Al di là dei sondaggi, il consenso crescente a Podemos deriva dal suo diffuso radicamento nel movimento degli indignados, che in questi quattro anni ha innescato conflitti sociali e culturali, modificando i rapporti di forza e le idee correnti della società. Non c’è solo l’indignazione per la corruzione del sistema politico, ci si ribella soprattutto contro la gestione liberista della crisi e le sue conseguenze sociali. L’impatto sul sistema politico di questo movimento va ben al di là della nascita di Podemos. Alla guida del processo di rinnovamento di Izquierda Unida, oggi c’è un giovane economista trentenne che viene dalle stesse piazze occupate del 15M e che vuole favorire una convergenza con Podemos. Senza quella esplosione di rabbia sociale difficilmente sarebbe nata e sarebbe cresciuta una formazione come Ciudadanos o lo stesso tentativo di rinnovamento del Psoe, pur limitato al solo ricambio generazionale.

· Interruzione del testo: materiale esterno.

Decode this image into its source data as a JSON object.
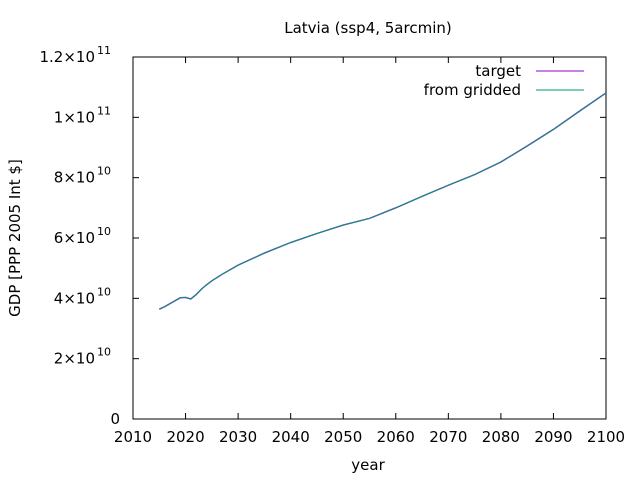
{
  "chart_data": {
    "type": "line",
    "title": "Latvia (ssp4, 5arcmin)",
    "xlabel": "year",
    "ylabel": "GDP [PPP 2005 Int $]",
    "xlim": [
      2010,
      2100
    ],
    "ylim": [
      0,
      120000000000.0
    ],
    "x_ticks": [
      2010,
      2020,
      2030,
      2040,
      2050,
      2060,
      2070,
      2080,
      2090,
      2100
    ],
    "x_tick_labels": [
      "2010",
      "2020",
      "2030",
      "2040",
      "2050",
      "2060",
      "2070",
      "2080",
      "2090",
      "2100"
    ],
    "y_ticks": [
      {
        "value": 0,
        "mantissa": "0",
        "exponent": ""
      },
      {
        "value": 20000000000.0,
        "mantissa": "2×10",
        "exponent": "10"
      },
      {
        "value": 40000000000.0,
        "mantissa": "4×10",
        "exponent": "10"
      },
      {
        "value": 60000000000.0,
        "mantissa": "6×10",
        "exponent": "10"
      },
      {
        "value": 80000000000.0,
        "mantissa": "8×10",
        "exponent": "10"
      },
      {
        "value": 100000000000.0,
        "mantissa": "1×10",
        "exponent": "11"
      },
      {
        "value": 120000000000.0,
        "mantissa": "1.2×10",
        "exponent": "11"
      }
    ],
    "grid": false,
    "legend_position": "top-right",
    "x": [
      2015,
      2016,
      2017,
      2018,
      2019,
      2020,
      2021,
      2022,
      2023,
      2024,
      2025,
      2027,
      2030,
      2035,
      2040,
      2045,
      2050,
      2055,
      2060,
      2065,
      2070,
      2075,
      2080,
      2085,
      2090,
      2095,
      2100
    ],
    "series": [
      {
        "name": "target",
        "color": "#9400d3",
        "values": [
          36400000000.0,
          37200000000.0,
          38200000000.0,
          39200000000.0,
          40200000000.0,
          40300000000.0,
          39800000000.0,
          41200000000.0,
          43000000000.0,
          44500000000.0,
          45800000000.0,
          48000000000.0,
          51000000000.0,
          55000000000.0,
          58500000000.0,
          61500000000.0,
          64300000000.0,
          66500000000.0,
          70000000000.0,
          73800000000.0,
          77500000000.0,
          81000000000.0,
          85200000000.0,
          90500000000.0,
          96000000000.0,
          102100000000.0,
          108100000000.0
        ]
      },
      {
        "name": "from gridded",
        "color": "#009e73",
        "values": [
          36400000000.0,
          37200000000.0,
          38200000000.0,
          39200000000.0,
          40200000000.0,
          40300000000.0,
          39800000000.0,
          41200000000.0,
          43000000000.0,
          44500000000.0,
          45800000000.0,
          48000000000.0,
          51000000000.0,
          55000000000.0,
          58500000000.0,
          61500000000.0,
          64300000000.0,
          66500000000.0,
          70000000000.0,
          73800000000.0,
          77500000000.0,
          81000000000.0,
          85200000000.0,
          90500000000.0,
          96000000000.0,
          102100000000.0,
          108100000000.0
        ]
      }
    ]
  }
}
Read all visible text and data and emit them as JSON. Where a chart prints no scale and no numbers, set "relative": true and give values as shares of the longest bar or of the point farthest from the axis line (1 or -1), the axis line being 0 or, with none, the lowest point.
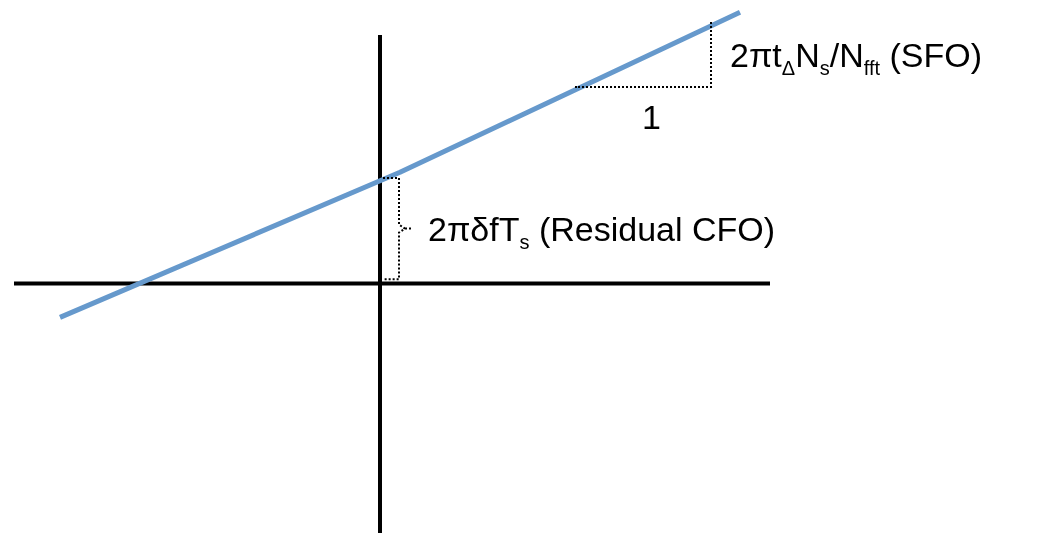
{
  "chart_data": {
    "type": "line",
    "relative": true,
    "categories": [
      null,
      null,
      null
    ],
    "series": [
      {
        "color": "#6699cc",
        "values": [
          -0.125,
          0.41,
          1
        ]
      }
    ],
    "annotations": [
      "2πt$_{Δ}$N$_{s}$/N$_{fft}$ (SFO)",
      "1",
      "2πδfT$_{s}$ (Residual CFO)"
    ],
    "legend": false,
    "marker": "none",
    "line_style": "solid"
  }
}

Soprattutto quel movimento continua a seminare nella società spagnola. I volti di ragazze e ragazzi che nel 2011 occupavano le strade e le piazze di tutte le città, si sono rivisti innanzitutto fra i cortei di donne che hanno lottato e vinto contro la decisione più reazionaria del governo Rajoy: la messa in discussione della legge spagnola sull’aborto e del diritto all’autodeterminazione delle donne.

Non solo, si sono ritrovati nei presidi per impedire gli sfratti, fra gli insegnanti e gli studenti che difendevano la scuola pubblica, nelle lotte per il diritto all’assistenza sanitaria per tutti, anche per gli immigrati, nelle manifestazioni a favore delle energie rinnovabili e contro le trivellazioni petrolifere e in quelle per contrastare la repressione della legge mordaza (bavaglio) con la quale si può, per un picchetto non violento, finire tre anni e un giorno in carcere.

La possibilità che Podemos conquisti il governo della Spagna è alimentata proprio da questi processi sociali. Ovviamente non tutto è scontato e molti sono ancora gli ostacoli per trasformare le possibilità in realtà. Il primo ostacolo viene dall’ingiusta legge elettorale spagnola che favorisce comunque il bipartitismo, garantendo una sovrarappresentanza del Pp e del Psoe a scapito delle formazioni minori: in Andalucía per ogni deputato del Psoe ci sono voluti 27.500 voti, per Ciudadanos e Podemos circa 36.000, per Izquierda Unida ben 50.122. Non è solo un ostacolo tecnico, ma al contrario politico perché per conquistare il governo saranno necessari accordi fra forze diverse. L’esperienza insegna che decidere dopo le elezioni con chi allearsi porta a governi rissosi e fallimenti disastrosi.

Ha ragione Podemos a rifiutare alleanze sulla base di sommatorie di sigle, ma se si vuole aggirare l’ostacolo costituito dal sistema elettorale e costruire un credibile schieramento di governo, è auspicabile che si lavori da subito per costruire confluenze programmatiche a tutto campo, dalla nuova Iu di Garzón ad Equo, che raccoglie le forze ecologiste, da Ciudadanos, allo stesso Psoe.

Provare da subito ad individuare alcuni punti che rendono chiara l’idea della Spagna, dentro un’altra Europa, che si vuole costruire. Convergere per indirizzare il paese verso un nuovo modello energetico rinnovabile, chiave per contrastare i cambiamenti climatici, produrre una diffusa innovazione tecnologica e mettere a lavorare i troppi disoccupati. Per chiudere con le politiche di austerità e rilanciare le prestazioni fondamentali dello stato sociale basandosi sui principi di solidarietà e cittadinanza universale. Per restituire alle donne e agli uomini spagnoli i diritti continuamente messi in discussione dalle politiche neoliberiste impregnate di individualismo e consumismo sfrenato.